Performance and Trade-offs
Two-phase commit introduces performance overhead. The coordinator must wait for all participants before proceeding, which creates a bottleneck. In high-throughput e-commerce, this might delay order confirmation. However, the alternative is data inconsistency, which is unacceptable for financial systems. Modern implementations optimize 2PC by using asynchronous networking or batching commits, but the synchronous nature remains. It's crucial to monitor the latency introduced by the preparation phase, as resources holding long-held locks can starve other transactions.
Conclusion
Implementing a two-phase commit protocol is a complex but necessary strategy for systems requiring distributed atomicity. While it introduces latency and complexity, it provides the reliability needed for critical financial or inventory management applications. By carefully coordinating resources and handling failure states, we ensure that the ledger remains consistent across distributed nodes.
Part of the Architecture Patterns series.
Top comments (1)
Good explainer on a protocol that's often hand-waved over in distributed systems tutorials.
One thing worth highlighting that catches teams off guard in production: the coordinator failure window between Phase 1 and Phase 2 is where 2PC earns its "blocking protocol" reputation. If the coordinator crashes after receiving all PREPARED votes but before writing the commit decision to its log, participants are stuck holding locks indefinitely — they've promised to commit, but they don't know if the commit happened. This is the fundamental reason why 2PC is "blocking" and why Paxos/Raft-based alternatives like Google Spanner's TrueTime approach exist.

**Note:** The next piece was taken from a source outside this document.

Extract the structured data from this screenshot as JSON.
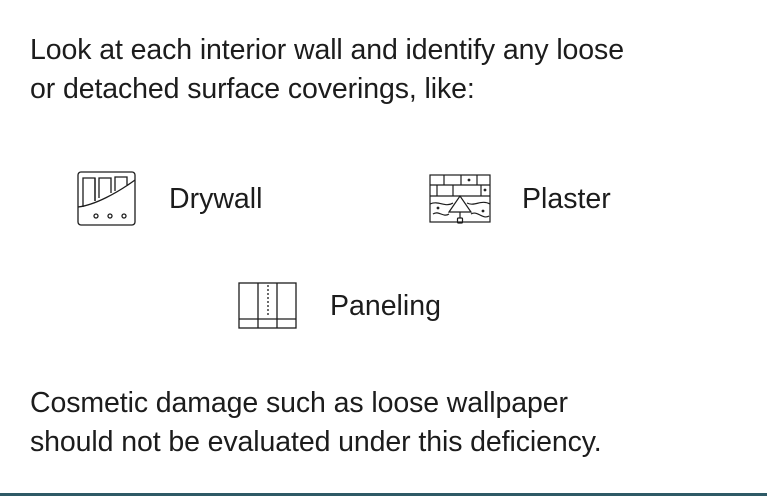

Your suggestion to use async networking and batch commits as optimizations is correct, but I'd add: write-ahead logging on the coordinator is non-negotiable, not optional. The decision log needs to survive coordinator restart, otherwise you get the indefinite lock scenario above.

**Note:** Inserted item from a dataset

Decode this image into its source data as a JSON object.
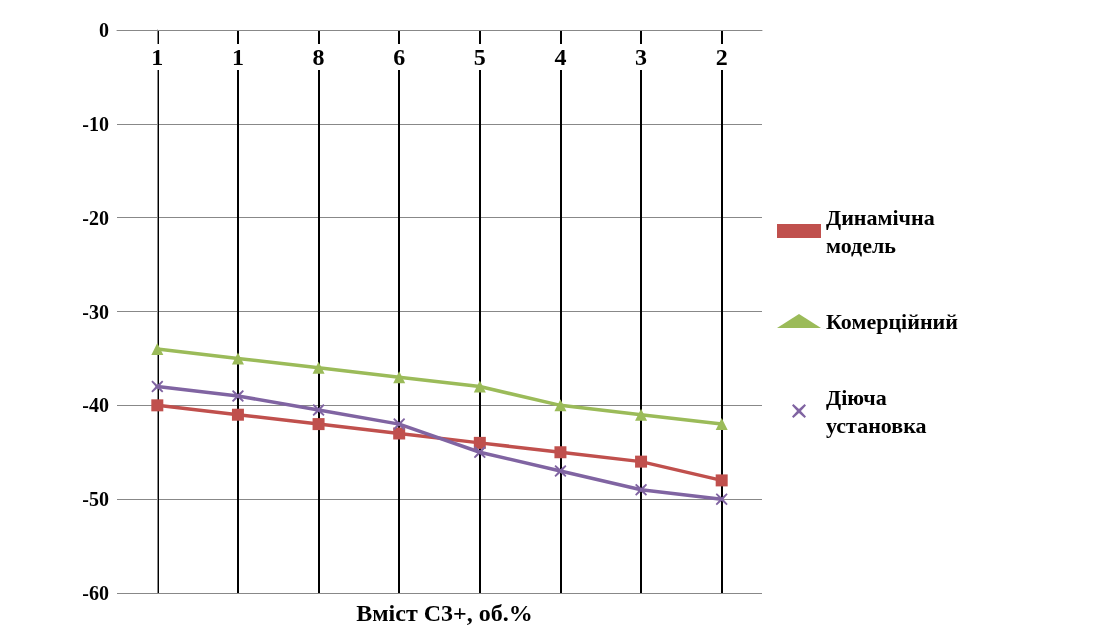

For your Go implementation, one subtle thing: when the coordinator sends COMMIT to all participants, the participants should respond with ACK, and the coordinator should retry delivery until all ACKs are received (make-before-break pattern). If you fire-and-forget the commit messages, you can get partial commits under network partition.
The CockroachDB transaction model is a good reference for how this gets handled in practice at scale — they use a hybrid logical clock approach to avoid the coordinator bottleneck entirely in the common case.